Question

A particle moving along $x - axis$ has acceleration $f$, at time $t$, given by $f = {f_0} = \left( {1 - \dfrac{t}{T}} \right)$, where ${f_0}$ and T are constants. The particle at $t = 0$has zero velocity. In the time interval between $t = 0$and the instant when$f = 0$, the particle’s velocity ${v_x}$is:
(A) $\dfrac{1}{2}{f_0}T$
(B) ${f_0}T$
(C) $\dfrac{1}{2}{f_0}{T^2}$
(D) ${f_0}{T^2}$

Answer 1

Hint The velocity is defined as the rate of change of the position of an object with respect to the frame of reference, and it is a function of time. Velocity is equivalent to the specification of an object’s speed and direction of the motion. Based on this concept we have to solve this question.

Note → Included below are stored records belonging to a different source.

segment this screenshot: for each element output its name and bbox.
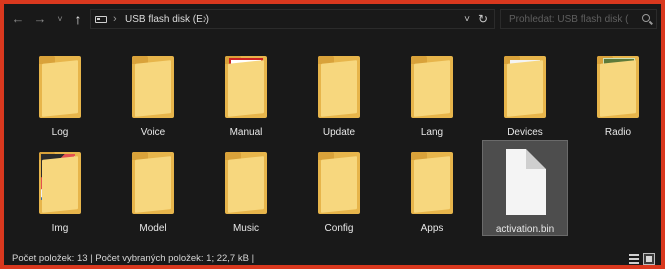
folder-item[interactable]: Manual [203, 44, 289, 140]
item-label: Log [51, 127, 69, 138]
item-label: Lang [420, 127, 444, 138]
item-label: Devices [507, 127, 543, 138]
folder-icon [597, 56, 639, 118]
item-label: Music [232, 223, 260, 234]
file-item[interactable]: activation.bin [482, 140, 568, 236]
folder-item[interactable]: Voice [110, 44, 196, 140]
details-view-icon[interactable] [629, 254, 639, 264]
folder-icon [39, 56, 81, 118]
items-view: Log Voice Manual Update Lang Devices Radio Img M… [4, 36, 661, 250]
folder-icon [504, 56, 546, 118]
folder-item[interactable]: Lang [389, 44, 475, 140]
item-label: Model [139, 223, 167, 234]
folder-item[interactable]: Config [296, 140, 382, 236]
folder-item[interactable]: Log [17, 44, 103, 140]
search-icon [642, 14, 650, 22]
item-label: Img [51, 223, 69, 234]
status-bar: Počet položek: 13 | Počet vybraných polo… [4, 250, 661, 265]
search-input[interactable]: Prohledat: USB flash disk (E:) [500, 9, 657, 29]
folder-icon [318, 56, 360, 118]
folder-item[interactable]: Devices [482, 44, 568, 140]
folder-item[interactable]: Update [296, 44, 382, 140]
folder-item[interactable]: Music [203, 140, 289, 236]
arrow-right-icon[interactable]: → [32, 11, 48, 27]
path-history-dropdown-icon[interactable]: ˅ [464, 13, 470, 27]
large-icons-view-icon[interactable] [643, 253, 655, 265]
arrow-up-icon[interactable]: ↑ [70, 11, 86, 27]
folder-icon [225, 152, 267, 214]
item-label: Radio [604, 127, 632, 138]
item-label: Config [324, 223, 354, 234]
item-label: Manual [229, 127, 263, 138]
refresh-icon[interactable]: ↻ [478, 12, 488, 26]
address-bar: ← → ˅ ↑ › USB flash disk (E:) › ˅ ↻ Proh… [4, 4, 661, 34]
file-icon [506, 149, 546, 215]
folder-icon [318, 152, 360, 214]
folder-icon [411, 152, 453, 214]
folder-icon [411, 56, 453, 118]
item-label: activation.bin [495, 224, 555, 235]
folder-item[interactable]: Radio [575, 44, 661, 140]
breadcrumb[interactable]: USB flash disk (E:) [125, 13, 209, 27]
chevron-down-icon[interactable]: ˅ [52, 11, 68, 27]
status-text: Počet položek: 13 | Počet vybraných polo… [12, 253, 255, 264]
chevron-right-icon[interactable]: › [113, 12, 117, 26]
folder-item[interactable]: Apps [389, 140, 475, 236]
folder-icon [132, 56, 174, 118]
item-label: Update [322, 127, 356, 138]
folder-icon [225, 56, 267, 118]
path-box[interactable]: › USB flash disk (E:) › ˅ ↻ [90, 9, 495, 29]
chevron-right-icon[interactable]: › [203, 12, 207, 26]
folder-item[interactable]: Img [17, 140, 103, 236]
arrow-left-icon[interactable]: ← [10, 11, 26, 27]
folder-icon [132, 152, 174, 214]
folder-icon [39, 152, 81, 214]
drive-icon [95, 16, 107, 23]
item-label: Voice [140, 127, 166, 138]
explorer-window: ← → ˅ ↑ › USB flash disk (E:) › ˅ ↻ Proh… [0, 0, 665, 269]
folder-item[interactable]: Model [110, 140, 196, 236]
item-label: Apps [420, 223, 444, 234]
search-placeholder: Prohledat: USB flash disk (E:) [509, 14, 629, 25]
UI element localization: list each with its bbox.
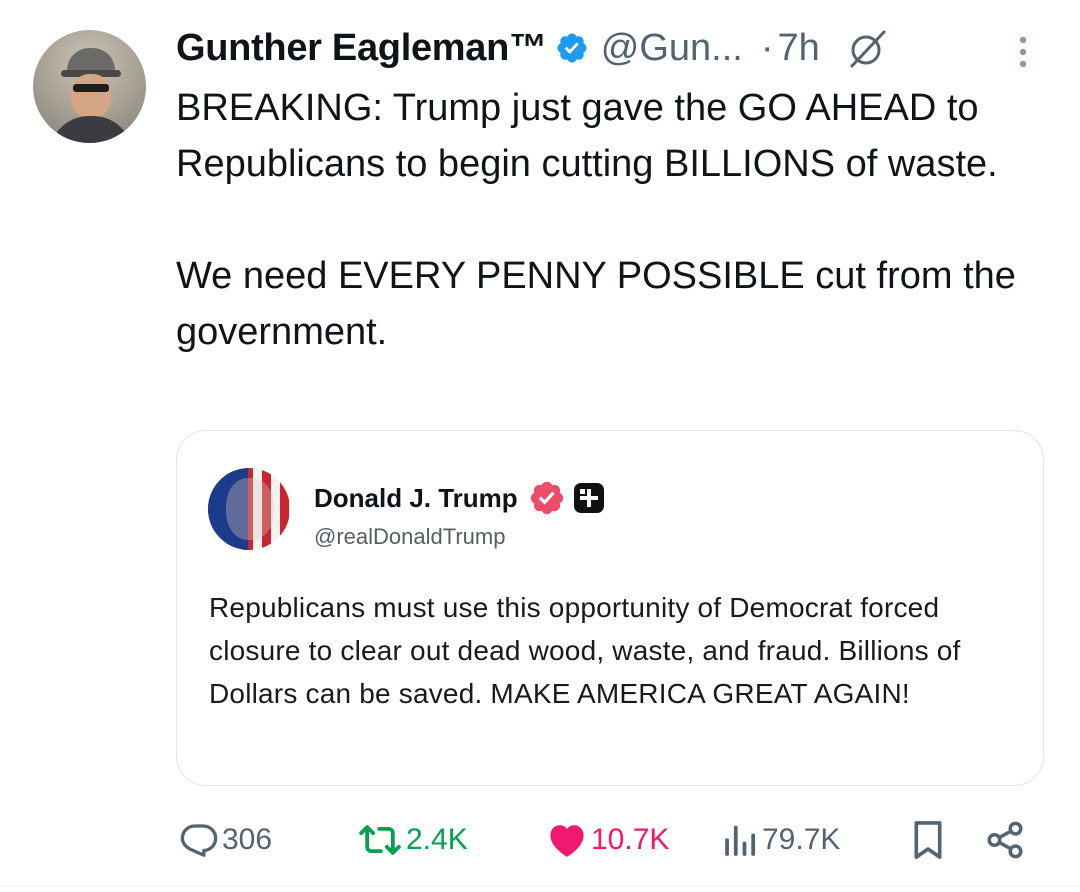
reply-icon: [180, 824, 218, 857]
views-chart-icon: [725, 825, 756, 856]
separator-dot: ·: [760, 26, 774, 69]
repost-button[interactable]: 2.4K: [356, 812, 468, 868]
share-icon: [987, 821, 1023, 859]
tweet-time[interactable]: 7h: [777, 27, 819, 70]
reply-count: 306: [222, 823, 273, 856]
quoted-author-name-row: Donald J. Trump: [314, 479, 606, 517]
heart-icon: [550, 825, 584, 857]
tweet-header: Gunther Eagleman™ @Gun... · 7h: [176, 20, 890, 76]
quoted-post-text: Republicans must use this opportunity of…: [209, 592, 961, 709]
author-avatar[interactable]: [33, 30, 146, 143]
views-button[interactable]: 79.7K: [722, 812, 840, 868]
quoted-author-handle[interactable]: @realDonaldTrump: [314, 524, 505, 550]
view-count: 79.7K: [762, 823, 841, 856]
divider: [0, 886, 1080, 887]
repost-icon: [359, 825, 401, 855]
bookmark-icon: [914, 821, 942, 859]
platform-badge-icon: [573, 483, 604, 513]
grok-icon[interactable]: [846, 26, 890, 70]
more-options-icon[interactable]: [1014, 34, 1032, 74]
reply-button[interactable]: 306: [178, 812, 272, 868]
tweet-text: BREAKING: Trump just gave the GO AHEAD t…: [176, 87, 1016, 353]
repost-count: 2.4K: [406, 823, 468, 856]
author-handle[interactable]: @Gun...: [601, 27, 743, 70]
verified-badge-icon: [557, 33, 587, 63]
avatar-face: [226, 478, 274, 540]
like-button[interactable]: 10.7K: [545, 812, 669, 868]
quoted-author-avatar[interactable]: [208, 468, 290, 550]
avatar-shirt: [49, 116, 133, 143]
share-button[interactable]: [984, 812, 1028, 868]
verified-badge-icon: [530, 481, 563, 515]
avatar-sunglasses: [73, 84, 109, 92]
quoted-post-card[interactable]: Donald J. Trump @realDonaldTrump Republi…: [176, 430, 1044, 786]
quoted-author-display-name[interactable]: Donald J. Trump: [314, 483, 518, 514]
author-display-name[interactable]: Gunther Eagleman™: [176, 27, 547, 70]
avatar-face: [71, 74, 111, 118]
like-count: 10.7K: [591, 823, 670, 856]
bookmark-button[interactable]: [910, 812, 948, 868]
tweet-action-bar: 306 2.4K 10.7K 79.7K: [0, 812, 1080, 868]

Complete step by step answer:
Given $f = {f_0} = \left( {1 - \dfrac{t}{T}} \right)\;$
Where ${f_0}$and T = constant
At $t = 0$and $v = 0$
When $f = 0$, than $0={{f}_{0}}\left( 1-\dfrac{t}{T} \right)$
$\;T = t - - - - (1)$
Acceleration $f = \dfrac{{final - initial\;velocity}}{{Time}}$
$\dfrac{{dv}}{{dt}} = {f_0}\left( {1 - \dfrac{t}{T}} \right)$

$f\;dv = \int {{f_0}\left( {1 - \dfrac{t}{T}} \right)dt}$
$v = {f_0}\left( {t - \dfrac{{{t^2}}}{{2T}}} \right)$
From the equation 1 we get t = T
$v = \dfrac{1}{2}{f_0}T$

Hence, the correct answer is Option A.

Note Velocity gives us an idea about the direction of the movement of the body or the object. It is the prime indicator of the position as well as the rapidness of the object. It is different from speed, which is a scalar quantity.